Data-Driven Antenna Miniaturization: A Knowledge-Based System Integrating Quantum PSO and Predictive Machine Learning Models
Khan Masood Parvez, Sk Md Abidar Rahaman, Ali Shiri Sichani
TL;DR
This work presents a data-driven framework that couples Quantum-Behaved Dynamic Particle Swarm Optimization (QDPSO) with predictive machine learning to automate slot-antenna miniaturization. By optimizing loop dimensions and predicting resonant frequencies from HFSS simulations, the approach reduces a reference $f_r$ of $2.27\ \text{GHz}$ to $1.4208\ \text{GHz}$ (about $12.7\%$ reduction) with the optimization completing in $11.53\text{ s}$, while ML models predict resonance in $0.75\ \text{s}$. The complete design cycle—optimization, prediction, and validation—executes in about $12.42\ \text{minutes}$ on a standard desktop, offering a $\approx 240\times$ speedup over PSADEA benchmarks and enabling rapid fabrication-ready antenna parameters for IoT and 6G. The results demonstrate that ensemble ML (notably stacked) achieves high training accuracy ($R^2 \approx 0.9825$) and that SVM provides strong generalization ($R^2 \approx 0.72$) on unseen data, establishing a scalable AI-CAD paradigm for automated RF design and validation.
Abstract
The rapid evolution of wireless technologies necessitates automated design frameworks to address antenna miniaturization and performance optimization within constrained development cycles. This study demonstrates a machine learning enhanced workflow integrating Quantum-Behaved Dynamic Particle Swarm Optimization (QDPSO) with ANSYS HFSS simulations to accelerate antenna design.

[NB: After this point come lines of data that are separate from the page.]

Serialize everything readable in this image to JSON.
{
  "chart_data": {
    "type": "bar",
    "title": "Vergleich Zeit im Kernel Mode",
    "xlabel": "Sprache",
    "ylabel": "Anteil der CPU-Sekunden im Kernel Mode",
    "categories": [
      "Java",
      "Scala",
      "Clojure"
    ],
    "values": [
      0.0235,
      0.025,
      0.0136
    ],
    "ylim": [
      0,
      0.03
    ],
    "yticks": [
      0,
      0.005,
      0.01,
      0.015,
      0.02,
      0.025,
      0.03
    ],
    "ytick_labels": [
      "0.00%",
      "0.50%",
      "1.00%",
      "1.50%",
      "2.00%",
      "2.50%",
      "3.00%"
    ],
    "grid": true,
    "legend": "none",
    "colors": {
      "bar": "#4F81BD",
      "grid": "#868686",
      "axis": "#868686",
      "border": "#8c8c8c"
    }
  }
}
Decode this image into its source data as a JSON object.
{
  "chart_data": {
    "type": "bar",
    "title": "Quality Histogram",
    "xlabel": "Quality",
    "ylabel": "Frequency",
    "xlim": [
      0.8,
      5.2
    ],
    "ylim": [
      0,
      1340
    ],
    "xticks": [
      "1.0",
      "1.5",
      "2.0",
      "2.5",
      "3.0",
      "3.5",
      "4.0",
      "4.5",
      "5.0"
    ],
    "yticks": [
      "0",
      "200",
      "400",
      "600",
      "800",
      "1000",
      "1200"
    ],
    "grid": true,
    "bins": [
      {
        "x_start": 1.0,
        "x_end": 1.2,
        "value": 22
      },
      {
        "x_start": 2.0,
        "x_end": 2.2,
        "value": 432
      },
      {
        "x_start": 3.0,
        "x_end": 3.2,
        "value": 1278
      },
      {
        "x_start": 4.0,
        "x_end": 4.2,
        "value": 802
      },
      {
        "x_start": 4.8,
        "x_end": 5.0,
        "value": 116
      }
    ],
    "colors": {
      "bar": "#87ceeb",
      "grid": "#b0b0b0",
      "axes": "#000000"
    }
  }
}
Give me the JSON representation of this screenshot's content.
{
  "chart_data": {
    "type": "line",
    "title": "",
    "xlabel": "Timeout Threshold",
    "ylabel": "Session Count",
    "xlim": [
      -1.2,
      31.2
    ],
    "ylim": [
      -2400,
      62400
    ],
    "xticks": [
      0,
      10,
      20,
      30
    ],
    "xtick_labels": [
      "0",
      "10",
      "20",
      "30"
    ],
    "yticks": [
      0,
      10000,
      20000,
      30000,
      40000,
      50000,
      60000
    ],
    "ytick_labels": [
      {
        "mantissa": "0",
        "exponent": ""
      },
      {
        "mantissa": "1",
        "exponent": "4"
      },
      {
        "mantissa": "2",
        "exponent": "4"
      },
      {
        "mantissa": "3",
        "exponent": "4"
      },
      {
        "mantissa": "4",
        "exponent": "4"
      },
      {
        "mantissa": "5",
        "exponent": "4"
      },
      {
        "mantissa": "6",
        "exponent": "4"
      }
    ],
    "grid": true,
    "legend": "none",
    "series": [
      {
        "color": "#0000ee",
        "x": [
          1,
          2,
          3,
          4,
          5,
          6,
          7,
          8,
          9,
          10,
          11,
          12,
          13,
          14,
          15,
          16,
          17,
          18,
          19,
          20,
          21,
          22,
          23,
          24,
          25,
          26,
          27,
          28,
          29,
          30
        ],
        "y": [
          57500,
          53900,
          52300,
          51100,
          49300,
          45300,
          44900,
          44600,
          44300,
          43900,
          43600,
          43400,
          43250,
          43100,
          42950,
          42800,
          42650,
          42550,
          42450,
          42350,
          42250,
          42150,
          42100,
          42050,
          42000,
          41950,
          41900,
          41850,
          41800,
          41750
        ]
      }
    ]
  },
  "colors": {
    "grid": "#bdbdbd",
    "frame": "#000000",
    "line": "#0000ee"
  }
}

The QDPSO algorithm autonomously optimized loop dimensions in 11.53 seconds, achieving a resonance frequency of 1.4208 GHz a 12.7 percent reduction compared to conventional 1.60 GHz designs. Machine learning models (SVM, Random Forest, XGBoost, and Stacked ensembles) predicted resonance frequencies in 0.75 seconds using 936 simulation datasets, with stacked models showing superior training accuracy (R2=0.9825) and SVM demonstrating optimal validation performance (R2=0.7197). The complete design cycle, encompassing optimization, prediction, and ANSYS validation, required 12.42 minutes on standard desktop hardware (Intel i5-8500, 16GB RAM), contrasting sharply with the 50-hour benchmark of PSADEA-based approaches. This 240 times of acceleration eliminates traditional trial-and-error methods that often extend beyond seven expert-led days. The system enables precise specifications of performance targets with automated generation of fabrication-ready parameters, particularly benefiting compact consumer devices requiring rapid frequency tuning. By bridging AI-driven optimization with CAD validation, this framework reduces engineering workloads while ensuring production-ready designs, establishing a scalable paradigm for next-generation RF systems in 6G and IoT applications.